Lines June 30, 2018 11:27
This morning I went to my studio around 6:30 am, as has become my habit. I paint for an hour or two and then come back to make breakfast for me and the cats. It's usually pretty quiet over there, and I can get a good chunk of work done.
Like any artist, I get stumped sometimes. I don't know where a painting is going and have to put it aside. I've found that the issue of oil paints taking time to dry has actually been beneficial for me in that it gives me time to think about what I should do next on the painting. So nowadays, I usually have five paintings going at the same time. This is quite a bit different from when I was painting with acrylics and usually had only one painting going at a time. And if I got stuck on that, I might not paint for weeks.
I've got plenty of room in the studio for drying paintings. When I was still painting in my loft, I had them stacked flat on a high shelving unit and couldn't see them. But in the studio, I can lean them against the window sills and walls. And that gives me the advantage of being able to see them all at once.
Maybe that's why today I noticed something about my paintings. They made heavy use of lines. I think I posted about this a while ago, saying that since I had developed a tremor due to ageing that I was going to be avoiding using lines so much as I usually did. But this morning I could see that nothing of the kind had happened. As you can see:
Above is "Blue Cloud," which I just finished. Tons of lines in this. They just don't look like typical lines. All the cloud edges.
"Violet Hills" (above) is not finished yet. This sat around for almost a week while I figured out how I wanted to depict the water running around the edge of the hills. This morning I figured that out and began painting the water as if it were skeins of yarn. I love twisting lines like this. Still more to do on this, but you can see what I'm talking about.
This is "Incantation," which I started a couple days ago. I was inspired by the asemic art I've been seeing lately. This is art that incorporates marks that look like writing but that might be a made-up alphabet, imaginary sigils and signs, or just scribbles. Being so much a lover of the graphics of occultism and alchemy, I was immediately drawn to the mysteriousness possible with this art form. I made a series of marks in iron oxide (dirt) along the bottom of a canvas. When I returned to it, I extended the lines.
This work in progress, "Seed," has been baffling me for a while, but then I realized that I wanted the foreground to contain a lot of veiny lines indicating leaf production. Just waiting for this to dry enough to do that.

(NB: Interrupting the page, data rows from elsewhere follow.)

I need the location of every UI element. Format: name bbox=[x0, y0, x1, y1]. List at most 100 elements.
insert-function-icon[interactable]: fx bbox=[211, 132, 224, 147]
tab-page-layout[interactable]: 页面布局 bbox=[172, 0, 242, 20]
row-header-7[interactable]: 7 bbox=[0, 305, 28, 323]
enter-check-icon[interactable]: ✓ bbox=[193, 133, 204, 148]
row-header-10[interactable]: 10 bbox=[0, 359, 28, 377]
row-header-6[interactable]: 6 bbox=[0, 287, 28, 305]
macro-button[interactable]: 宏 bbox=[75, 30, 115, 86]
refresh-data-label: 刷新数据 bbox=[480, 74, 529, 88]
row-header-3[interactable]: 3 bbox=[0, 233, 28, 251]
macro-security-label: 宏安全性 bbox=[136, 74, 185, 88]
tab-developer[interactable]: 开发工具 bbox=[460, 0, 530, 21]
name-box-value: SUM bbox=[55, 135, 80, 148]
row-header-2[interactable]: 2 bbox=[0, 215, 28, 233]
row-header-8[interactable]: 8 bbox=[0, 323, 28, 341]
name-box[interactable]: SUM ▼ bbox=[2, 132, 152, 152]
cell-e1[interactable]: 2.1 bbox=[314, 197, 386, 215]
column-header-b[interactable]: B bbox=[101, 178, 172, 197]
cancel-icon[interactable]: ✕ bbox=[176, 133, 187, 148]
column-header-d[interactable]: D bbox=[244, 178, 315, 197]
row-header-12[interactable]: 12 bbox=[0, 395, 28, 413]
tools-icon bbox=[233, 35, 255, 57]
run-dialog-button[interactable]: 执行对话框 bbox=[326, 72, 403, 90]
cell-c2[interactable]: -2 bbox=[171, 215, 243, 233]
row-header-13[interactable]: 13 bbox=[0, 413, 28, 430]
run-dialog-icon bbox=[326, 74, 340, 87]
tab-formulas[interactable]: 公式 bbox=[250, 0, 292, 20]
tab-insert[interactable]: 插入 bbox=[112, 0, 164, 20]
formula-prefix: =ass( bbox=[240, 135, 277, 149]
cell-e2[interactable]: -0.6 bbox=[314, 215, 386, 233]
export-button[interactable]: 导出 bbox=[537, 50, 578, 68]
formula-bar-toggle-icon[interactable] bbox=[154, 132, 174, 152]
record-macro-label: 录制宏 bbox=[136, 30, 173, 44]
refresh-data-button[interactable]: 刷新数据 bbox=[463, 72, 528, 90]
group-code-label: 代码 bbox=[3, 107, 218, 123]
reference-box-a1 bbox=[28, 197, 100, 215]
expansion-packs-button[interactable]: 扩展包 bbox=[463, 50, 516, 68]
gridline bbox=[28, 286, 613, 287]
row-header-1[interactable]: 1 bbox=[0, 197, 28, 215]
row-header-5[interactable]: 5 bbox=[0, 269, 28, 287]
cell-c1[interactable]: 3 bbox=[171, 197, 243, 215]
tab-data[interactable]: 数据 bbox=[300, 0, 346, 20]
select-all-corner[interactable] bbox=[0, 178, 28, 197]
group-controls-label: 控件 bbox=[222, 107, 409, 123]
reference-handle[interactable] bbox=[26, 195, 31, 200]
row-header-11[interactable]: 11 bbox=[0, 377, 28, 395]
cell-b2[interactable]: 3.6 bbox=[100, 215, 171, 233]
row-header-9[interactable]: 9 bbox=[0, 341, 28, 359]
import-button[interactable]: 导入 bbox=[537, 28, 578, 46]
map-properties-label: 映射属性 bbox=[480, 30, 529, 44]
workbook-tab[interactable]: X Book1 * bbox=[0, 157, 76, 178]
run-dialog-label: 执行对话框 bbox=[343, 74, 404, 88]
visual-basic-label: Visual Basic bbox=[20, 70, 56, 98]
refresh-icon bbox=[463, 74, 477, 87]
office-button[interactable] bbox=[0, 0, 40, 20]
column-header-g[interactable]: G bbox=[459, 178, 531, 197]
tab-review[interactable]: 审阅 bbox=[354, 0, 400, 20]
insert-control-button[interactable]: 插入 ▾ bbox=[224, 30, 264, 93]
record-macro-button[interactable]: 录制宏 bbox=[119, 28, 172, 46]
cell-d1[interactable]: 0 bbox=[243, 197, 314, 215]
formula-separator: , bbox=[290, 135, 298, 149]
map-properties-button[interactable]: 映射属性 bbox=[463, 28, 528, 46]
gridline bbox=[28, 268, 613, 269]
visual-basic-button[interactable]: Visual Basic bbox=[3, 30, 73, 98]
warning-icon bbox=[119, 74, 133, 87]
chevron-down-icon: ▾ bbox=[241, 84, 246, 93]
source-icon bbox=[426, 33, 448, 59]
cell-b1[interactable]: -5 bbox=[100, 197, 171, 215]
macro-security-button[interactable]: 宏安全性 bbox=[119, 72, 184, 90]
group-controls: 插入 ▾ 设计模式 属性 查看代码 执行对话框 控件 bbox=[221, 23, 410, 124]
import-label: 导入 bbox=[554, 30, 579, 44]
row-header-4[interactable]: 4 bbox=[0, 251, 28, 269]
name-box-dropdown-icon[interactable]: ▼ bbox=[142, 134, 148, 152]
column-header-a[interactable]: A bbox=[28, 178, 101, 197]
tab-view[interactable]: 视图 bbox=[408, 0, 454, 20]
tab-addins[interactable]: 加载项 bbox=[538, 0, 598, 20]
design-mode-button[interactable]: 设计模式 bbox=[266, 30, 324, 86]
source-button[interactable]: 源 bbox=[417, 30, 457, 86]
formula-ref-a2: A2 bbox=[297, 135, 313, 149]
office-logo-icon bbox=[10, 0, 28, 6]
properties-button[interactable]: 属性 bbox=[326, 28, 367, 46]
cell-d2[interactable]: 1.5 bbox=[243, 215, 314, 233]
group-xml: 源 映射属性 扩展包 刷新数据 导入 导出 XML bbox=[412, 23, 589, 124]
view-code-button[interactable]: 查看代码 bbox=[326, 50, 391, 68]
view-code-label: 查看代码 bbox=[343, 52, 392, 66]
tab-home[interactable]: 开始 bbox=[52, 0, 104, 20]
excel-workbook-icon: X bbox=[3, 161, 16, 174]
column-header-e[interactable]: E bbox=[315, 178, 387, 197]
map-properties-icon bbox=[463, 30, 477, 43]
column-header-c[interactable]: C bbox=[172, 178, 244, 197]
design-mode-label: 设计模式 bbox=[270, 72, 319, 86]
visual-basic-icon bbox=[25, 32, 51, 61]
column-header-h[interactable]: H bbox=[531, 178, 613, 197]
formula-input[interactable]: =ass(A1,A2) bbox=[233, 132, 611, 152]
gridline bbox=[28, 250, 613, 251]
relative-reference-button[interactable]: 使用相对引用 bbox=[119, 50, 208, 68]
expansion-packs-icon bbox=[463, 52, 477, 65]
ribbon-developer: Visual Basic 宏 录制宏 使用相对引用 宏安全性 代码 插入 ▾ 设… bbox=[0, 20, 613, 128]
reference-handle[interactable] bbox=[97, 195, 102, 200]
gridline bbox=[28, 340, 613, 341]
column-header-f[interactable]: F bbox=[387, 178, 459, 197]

Even The Ancients, which is the first image in this post, is dependent upon swirling lines to give form to the ancients. The only recent painting that doesn't incorporate much in the way of lines is "The Welcome Storm," which I finished the other day. I even remarked about this painting that I was not going to be painting any more plants of this nature because it was difficult for me to do with the tremor I have got.
So why was that one difficult and the others were not? Couple things.
One is that thanks to the process of "oiling out," I can paint with very slippery paint that allows me to make nice curved lines without any jitters. The other thing is that the lines I am using now are larger.
For the past couple of weeks I've been mulling over the direction of my art. I guess that's natural having gotten to the point of moving into a painting studio. There is a lot more pressure to produce stuff that is "art." And what does that mean? Something so lyrical (personal) that only I can appreciate it? Is that being true to myself, which is often seen as an important aspect of art? Or is it something that communicates easily with viewers? So much more mainstream landscapes? I have struggled and struggled with this for years, although I have felt more and more like my focus is sharpening.
This morning I feel an aha! about the lines in all these paintings. Swirling, curving, biomorphic lines. They represent for me not only life but its energy and power. And that life might be "inanimate," like the edges of clouds or rocks. This also lets me know why I have so fallen in love with rock formations for the past year--because of their swirling lines.
So from now on, I'm going to keep in mind that swirling lines are ME. I will try to remember them always and incorporate even more into my work. For me, the swirling line is the quintessence of the mysteriousness of living energy.